ABERCROMBIE & FITCH REPORTS FOURTH QUARTER RESULTS

New Albany, Ohio, March 4, 2015: Abercrombie & Fitch Co. (ANF) today reported unaudited fourth quarter financial results that reflected GAAP net income of $44.4 million and net income per diluted share of $0.63 for the thirteen weeks ended January 31, 2015, compared to GAAP net income of $66.1 million and net income per diluted share of $0.85 for the thirteen weeks ended February 1, 2014. Additionally, the Company reported full year GAAP net income of $51.8 million and net income per diluted share of $0.71 for the fifty-two week period ended January 31, 2015, compared to GAAP net income of $54.6 million and net income per diluted share of $0.69 for the fifty-two week period ended February 1, 2014.

Excluding certain charges, the Company reported adjusted non-GAAP net income of $80.8 million and net income per diluted share of $1.15 for the fourth quarter, compared to adjusted non-GAAP net income of $104.3 million and net income per diluted share of $1.34 for the fourth quarter last year. Additionally, the Company reported non-GAAP net income of $112.3 million and net income per diluted share of $1.54 for the full year, compared to non-GAAP net income of $150.6 million and net income per diluted share of $1.91 for the full year last year.

A reconciliation of the GAAP financial measures to the non-GAAP financial measures is included in a table accompanying the consolidated financial statements with this release. As used in the release, "GAAP" refers to accounting principles generally accepted in the United States of America.

Arthur Martinez, Executive Chairman, said:

"2014 was a year of significant change for Abercrombie & Fitch. I believe these changes put us on the right path to improve profitability and deliver value to shareholders. Our sales for the fourth quarter were somewhat below expectations, but a slightly better gross margin rate and strong expense management enabled us to deliver EPS within our guidance range. For the full year, our results came in well below our initial expectations, as an expected improvement in comparable sales did not materialize, and further progress on expense reduction was insufficient to offset weaker sales.

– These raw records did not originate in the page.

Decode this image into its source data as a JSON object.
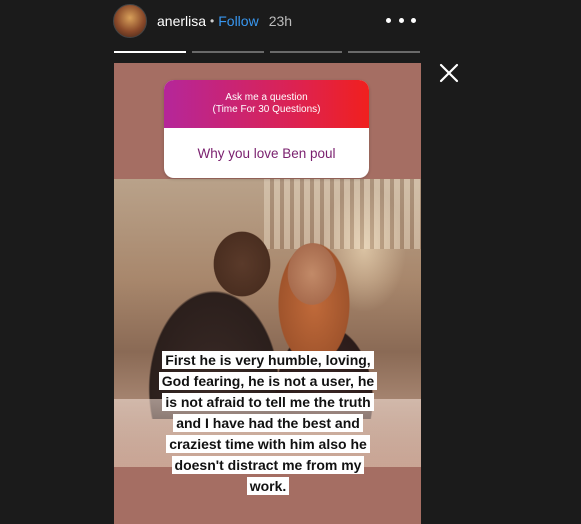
{
  "header": {
    "username": "anerlisa",
    "separator": "•",
    "follow_label": "Follow",
    "time": "23h"
  },
  "progress": [
    1.0,
    0.0,
    0.0,
    0.0
  ],
  "icons": {
    "avatar": "user-avatar",
    "more": "more-dots-icon",
    "close": "close-icon"
  },
  "question_sticker": {
    "title_line1": "Ask me a question",
    "title_line2": "(Time For 30 Questions)",
    "question": "Why you love Ben poul"
  },
  "answer": {
    "line1": "First he is very humble, loving,",
    "line2": "God fearing, he is not a user, he",
    "line3": "is not afraid to tell me the truth",
    "line4": "and I have had the best and",
    "line5": "craziest time with him also he",
    "line6": "doesn't distract me from my",
    "line7": "work."
  },
  "colors": {
    "background": "#1b1b1b",
    "follow": "#3897f0",
    "story_bg": "#a56e63",
    "sticker_gradient_start": "#b5269a",
    "sticker_gradient_end": "#f0201e",
    "question_text": "#7a1f6e"
  }
}
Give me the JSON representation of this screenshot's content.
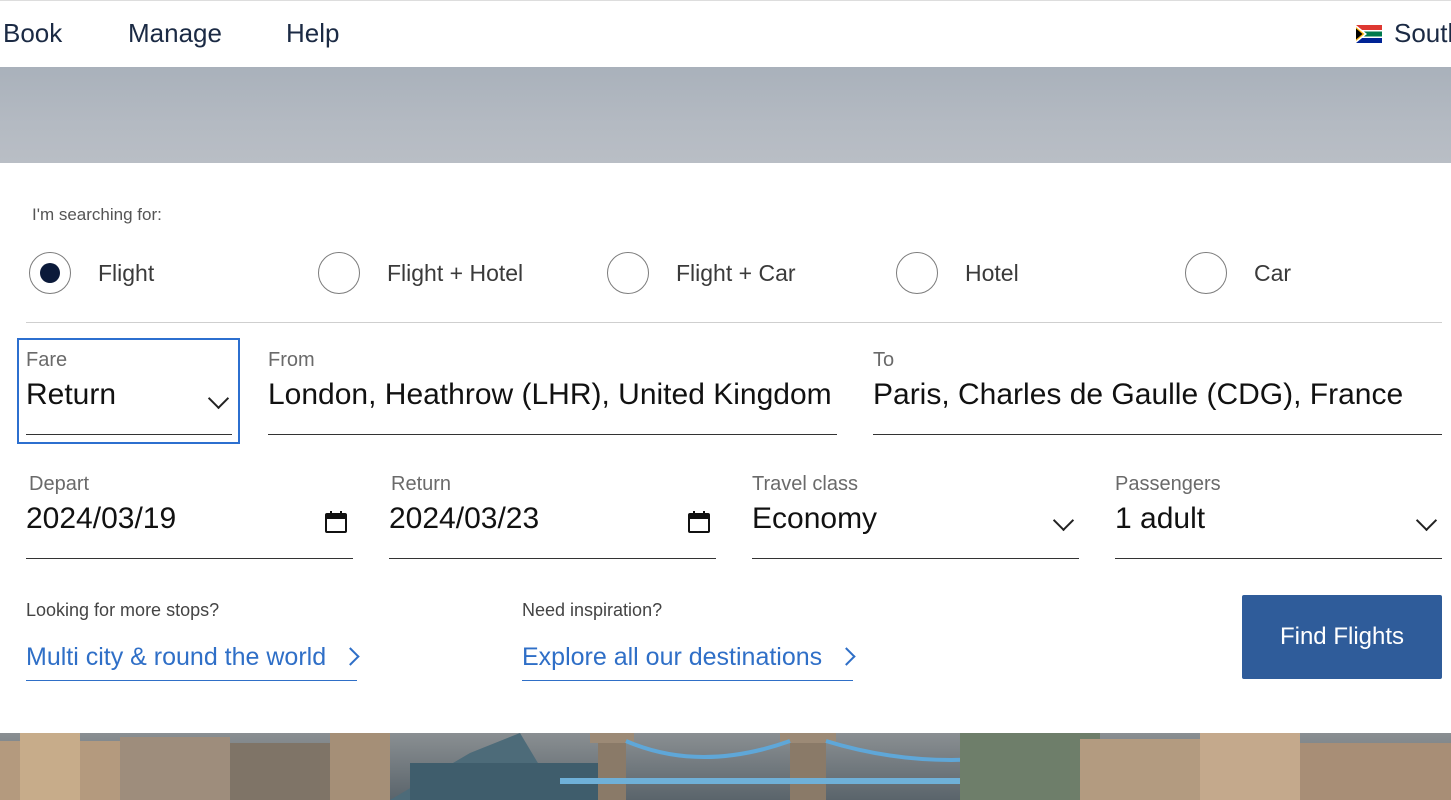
{
  "nav": {
    "items": [
      "Book",
      "Manage",
      "Help"
    ],
    "country_label": "South"
  },
  "search": {
    "label": "I'm searching for:",
    "options": [
      "Flight",
      "Flight + Hotel",
      "Flight + Car",
      "Hotel",
      "Car"
    ],
    "selected": "Flight"
  },
  "fare": {
    "label": "Fare",
    "value": "Return"
  },
  "from": {
    "label": "From",
    "value": "London, Heathrow (LHR), United Kingdom"
  },
  "to": {
    "label": "To",
    "value": "Paris, Charles de Gaulle (CDG), France"
  },
  "depart": {
    "label": "Depart",
    "value": "2024/03/19"
  },
  "return": {
    "label": "Return",
    "value": "2024/03/23"
  },
  "travel_class": {
    "label": "Travel class",
    "value": "Economy"
  },
  "passengers": {
    "label": "Passengers",
    "value": "1 adult"
  },
  "more_stops": {
    "label": "Looking for more stops?",
    "link": "Multi city & round the world"
  },
  "inspiration": {
    "label": "Need inspiration?",
    "link": "Explore all our destinations"
  },
  "find_button": "Find Flights",
  "colors": {
    "accent_blue": "#2c6fcf",
    "button_blue": "#2f5c9a",
    "link_blue": "#2f6fc7",
    "selected_dot": "#0b1a3a"
  }
}
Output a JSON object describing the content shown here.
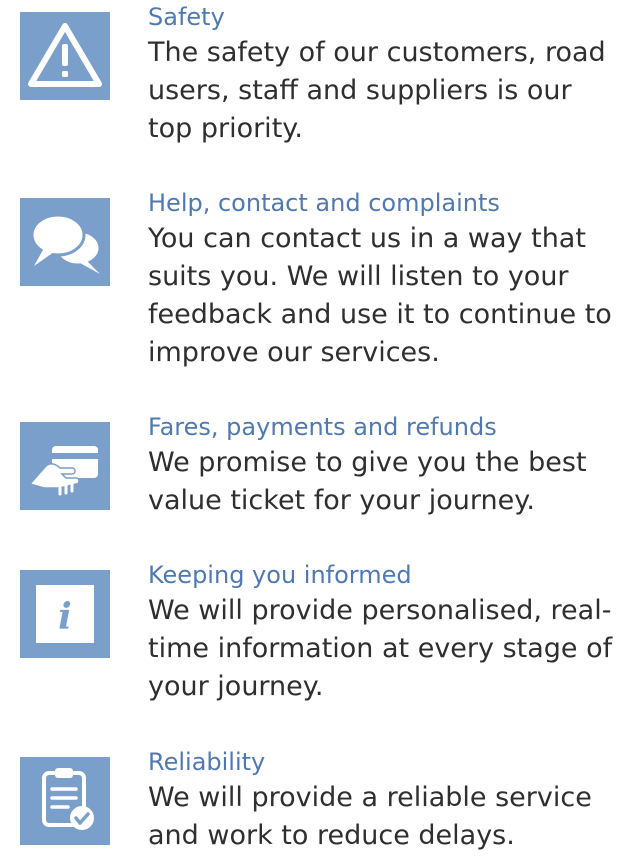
{
  "colors": {
    "icon_background": "#7b9fcb",
    "title": "#4f79b3",
    "body_text": "#2f2f2f"
  },
  "items": [
    {
      "icon": "warning-icon",
      "title": "Safety",
      "description": "The safety of our customers, road users, staff and suppliers is our top priority."
    },
    {
      "icon": "speech-bubbles-icon",
      "title": "Help, contact and complaints",
      "description": "You can contact us in a way that suits you. We will listen to your feedback and use it to continue to improve our services."
    },
    {
      "icon": "card-payment-icon",
      "title": "Fares, payments and refunds",
      "description": "We promise to give you the best value ticket for your journey."
    },
    {
      "icon": "information-icon",
      "title": "Keeping you informed",
      "description": "We will provide personalised, real-time information at every stage of your journey."
    },
    {
      "icon": "clipboard-check-icon",
      "title": "Reliability",
      "description": "We will provide a reliable service and work to reduce delays."
    }
  ]
}
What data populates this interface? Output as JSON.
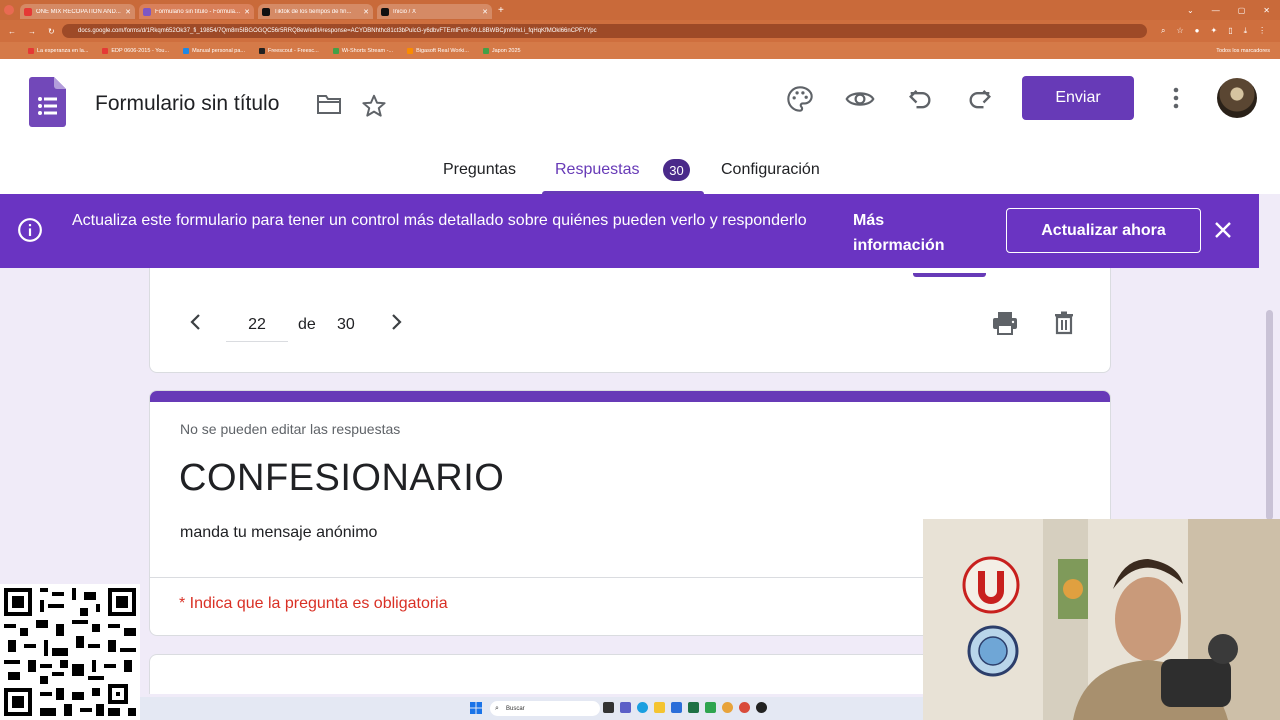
{
  "browser": {
    "tabs": [
      {
        "label": "ONE MIX RECOPATION AND...",
        "color": "#e53935"
      },
      {
        "label": "Formulario sin título - Formula...",
        "color": "#7e57c2"
      },
      {
        "label": "Tiktok de los tiempos de fin...",
        "color": "#111111"
      },
      {
        "label": "Inicio / X",
        "color": "#111111"
      }
    ],
    "new_tab": "+",
    "url": "docs.google.com/forms/d/1Rkqm652Ok37_fi_19854/7Qm8m5IBGOGQC56r5RRQ8ew/edit#response=ACYDBNhthc81ct3bPulcG-y6dbvFTEmlFvm-0fr.L8BWBCjm0Hxl.i_fqHqKfMOkl66nCPFYYpc",
    "bookmarks": [
      {
        "label": "La esperanza en la...",
        "color": "#e53935"
      },
      {
        "label": "EDP 0606-2015 - You...",
        "color": "#e53935"
      },
      {
        "label": "Manual personal pa...",
        "color": "#1e88e5"
      },
      {
        "label": "Freescout - Freesc...",
        "color": "#222222"
      },
      {
        "label": "Wi-Shorts Stream -...",
        "color": "#43a047"
      },
      {
        "label": "Bigasoft Real Worki...",
        "color": "#fb8c00"
      },
      {
        "label": "Japon 2025",
        "color": "#43a047"
      }
    ],
    "bookmarks_right": "Todos los marcadores"
  },
  "header": {
    "doc_title": "Formulario sin título",
    "send_label": "Enviar",
    "tabs": [
      {
        "label": "Preguntas"
      },
      {
        "label": "Respuestas",
        "count": "30"
      },
      {
        "label": "Configuración"
      }
    ],
    "accent": "#673ab7"
  },
  "banner": {
    "message": "Actualiza este formulario para tener un control más detallado sobre quiénes pueden verlo y responderlo",
    "more_info": "Más información",
    "update_label": "Actualizar ahora",
    "color": "#6a34c2"
  },
  "navigator": {
    "current": "22",
    "separator": "de",
    "total": "30"
  },
  "form": {
    "readonly_note": "No se pueden editar las respuestas",
    "title": "CONFESIONARIO",
    "description": "manda tu mensaje anónimo",
    "required_note": "* Indica que la pregunta es obligatoria"
  },
  "taskbar": {
    "search_placeholder": "Buscar"
  }
}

Our 2015 priorities are clear. First, we need to improve comparable sales trends in both our U.S. and international stores driven by an evolved assortment and an increased focus on the customer experience. Second, we will make further strategic investments in our successful DTC and omni-channel business. Third, we will continue to seek ways to reduce expenses and be more efficient. Finally, we will selectively expand our international footprint in high growth markets.